Julia’s Nebraska Story

I have lived in Nebraska my whole life. I grew up a few miles outside of Johnson and graduated high school from Johnson-Brock. In 2014, I headed off to the University of Nebraska–Lincoln, trading a town with about nine total streets for one with more than 400 stoplights! The marketing agency I work for is headquartered in the Lincoln Haymarket, but its unique rural ties allow me to split my time between the capital city and Auburn, Neb., which is great, because my heart will always live in Nemaha County!

What do you hope to gain?

I was a communications intern for the Rural Futures Institute in college. I would love to help foster the same growth and development I experienced being a part of the program.

Why do you think it important community leaders have this type of experience in terms of inclusive leadership development?

The key to positive community growth is inclusion — of both people and diverse ideas. I think it’s important as a leader to foster that inclusion and make the best effort possible to help the community thrive.

Why is this contribution of students from the University of Nebraska significant to you and your community?

It sounds cliché to say, but it truly is always great to get young people in the door to pour their time and ideas into a community. Even though rural communities are the heartbeat of Nebraska, they don’t usually receive that type of investment.

I also think it’s important for University of Nebraska students to experience the vibrance of rural Nebraska. Some of them may be familiar with what it’s like to live in a rural area, but for others it could be incredibly eye-opening.

In this age of technology, the opportunities for young people in rural America are real and truly endless, and it’s important that we make the time and commitment to cultivate those opportunities so that they don’t fall behind or shrivel up.

Why is rural important?

Perhaps I’m biased, but to me, rural is the backbone and the heart beat of the United States. It is home to the ag cycle that produces our food, and it is quickly becoming the hub for cleaner energy and renewable plastic solutions. That doesn’t mean that rural America is without its setbacks. It’s important that we develop and protect the opportunities and resources that exist in rural, while continuing to work toward solutions for issues such as access to health care and broadband. A thriving rural U.S. is in the best interest of everyone.

Why does now provide tremendous opportunity to move rural communities forward?

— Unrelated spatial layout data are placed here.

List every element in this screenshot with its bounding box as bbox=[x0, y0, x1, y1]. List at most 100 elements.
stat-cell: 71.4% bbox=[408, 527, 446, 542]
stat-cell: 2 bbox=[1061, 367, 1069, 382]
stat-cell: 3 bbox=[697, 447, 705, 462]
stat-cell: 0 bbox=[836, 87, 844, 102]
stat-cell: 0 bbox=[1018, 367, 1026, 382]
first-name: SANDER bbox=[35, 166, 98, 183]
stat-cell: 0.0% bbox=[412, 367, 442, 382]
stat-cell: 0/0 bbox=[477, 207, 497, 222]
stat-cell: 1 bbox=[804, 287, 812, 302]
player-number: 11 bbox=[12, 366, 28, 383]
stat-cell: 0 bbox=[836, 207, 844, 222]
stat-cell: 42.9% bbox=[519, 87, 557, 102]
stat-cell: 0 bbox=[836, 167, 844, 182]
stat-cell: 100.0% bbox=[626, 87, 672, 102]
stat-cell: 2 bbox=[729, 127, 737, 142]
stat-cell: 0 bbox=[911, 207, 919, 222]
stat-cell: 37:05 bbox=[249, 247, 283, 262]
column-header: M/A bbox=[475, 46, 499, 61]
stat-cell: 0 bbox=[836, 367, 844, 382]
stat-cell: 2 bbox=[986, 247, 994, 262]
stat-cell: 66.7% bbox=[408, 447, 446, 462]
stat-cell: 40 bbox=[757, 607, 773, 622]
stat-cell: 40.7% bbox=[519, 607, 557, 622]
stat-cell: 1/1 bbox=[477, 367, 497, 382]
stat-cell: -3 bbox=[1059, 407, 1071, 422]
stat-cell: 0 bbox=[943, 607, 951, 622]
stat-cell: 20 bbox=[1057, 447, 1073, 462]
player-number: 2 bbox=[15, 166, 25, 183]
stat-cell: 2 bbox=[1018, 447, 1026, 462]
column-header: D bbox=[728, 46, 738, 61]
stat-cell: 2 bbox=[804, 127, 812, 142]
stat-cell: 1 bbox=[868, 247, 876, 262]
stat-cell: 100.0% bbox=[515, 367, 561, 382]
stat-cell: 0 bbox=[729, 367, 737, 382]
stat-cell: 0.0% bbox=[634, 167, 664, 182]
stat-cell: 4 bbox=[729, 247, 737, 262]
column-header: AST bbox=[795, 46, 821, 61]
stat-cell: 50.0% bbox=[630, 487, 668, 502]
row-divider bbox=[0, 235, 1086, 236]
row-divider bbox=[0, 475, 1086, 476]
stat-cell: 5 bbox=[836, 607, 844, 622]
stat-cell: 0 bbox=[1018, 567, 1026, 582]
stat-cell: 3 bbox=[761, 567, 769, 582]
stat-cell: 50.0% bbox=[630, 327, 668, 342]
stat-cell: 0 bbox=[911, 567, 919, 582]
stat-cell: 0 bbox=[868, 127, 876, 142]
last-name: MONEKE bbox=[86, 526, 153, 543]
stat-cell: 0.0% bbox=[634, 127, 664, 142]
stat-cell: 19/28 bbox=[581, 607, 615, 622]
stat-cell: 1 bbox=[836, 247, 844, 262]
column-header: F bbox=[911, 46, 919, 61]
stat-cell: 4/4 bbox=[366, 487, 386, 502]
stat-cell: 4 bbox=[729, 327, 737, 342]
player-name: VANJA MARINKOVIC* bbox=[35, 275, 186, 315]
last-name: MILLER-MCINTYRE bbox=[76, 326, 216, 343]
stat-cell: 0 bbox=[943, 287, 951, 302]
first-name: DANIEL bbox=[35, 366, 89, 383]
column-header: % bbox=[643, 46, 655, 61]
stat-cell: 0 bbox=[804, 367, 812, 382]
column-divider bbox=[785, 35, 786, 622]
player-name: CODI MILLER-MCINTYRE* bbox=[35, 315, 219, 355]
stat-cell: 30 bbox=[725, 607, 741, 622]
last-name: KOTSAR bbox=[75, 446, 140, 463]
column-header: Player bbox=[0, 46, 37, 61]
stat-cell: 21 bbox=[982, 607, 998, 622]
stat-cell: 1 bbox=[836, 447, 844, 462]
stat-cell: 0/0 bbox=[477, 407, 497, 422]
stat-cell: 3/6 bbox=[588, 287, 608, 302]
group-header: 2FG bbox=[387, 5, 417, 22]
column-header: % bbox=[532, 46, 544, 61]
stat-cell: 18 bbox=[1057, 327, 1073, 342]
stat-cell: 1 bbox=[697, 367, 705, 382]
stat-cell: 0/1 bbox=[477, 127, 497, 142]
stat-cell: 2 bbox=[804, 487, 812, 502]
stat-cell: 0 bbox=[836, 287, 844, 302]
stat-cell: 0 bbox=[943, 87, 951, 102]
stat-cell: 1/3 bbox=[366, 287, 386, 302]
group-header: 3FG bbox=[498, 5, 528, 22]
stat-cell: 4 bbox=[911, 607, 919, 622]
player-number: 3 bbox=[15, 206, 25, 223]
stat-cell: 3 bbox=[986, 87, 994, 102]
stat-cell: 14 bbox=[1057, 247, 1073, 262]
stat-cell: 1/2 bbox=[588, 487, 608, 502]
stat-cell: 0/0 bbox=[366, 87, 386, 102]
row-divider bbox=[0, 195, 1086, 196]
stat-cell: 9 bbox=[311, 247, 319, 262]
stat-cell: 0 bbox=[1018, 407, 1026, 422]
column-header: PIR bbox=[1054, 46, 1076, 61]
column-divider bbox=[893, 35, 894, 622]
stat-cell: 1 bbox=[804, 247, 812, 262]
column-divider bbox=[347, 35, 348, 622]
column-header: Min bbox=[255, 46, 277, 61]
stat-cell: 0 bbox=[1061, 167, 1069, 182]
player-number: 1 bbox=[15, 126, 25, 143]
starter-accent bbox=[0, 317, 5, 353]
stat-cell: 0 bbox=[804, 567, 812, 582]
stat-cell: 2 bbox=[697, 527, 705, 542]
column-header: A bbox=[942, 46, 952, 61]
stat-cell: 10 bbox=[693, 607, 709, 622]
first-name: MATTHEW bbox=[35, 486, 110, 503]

With the rapidly changing landscape of agriculture and job availability, the reality is that the population of many rural communities is both aging and shrinking. I believe that by capitalizing on changes in technology and seizing rural broadband opportunities, we can start to shift those trends. As the job market changes, more and more young people have the ability to work from anywhere — so why not work in the middle of everywhere? There are hundreds of reasons to choose rural — including, but not limited to, a lower cost of living, safe neighborhoods, clean air, vibrant community spirit and more.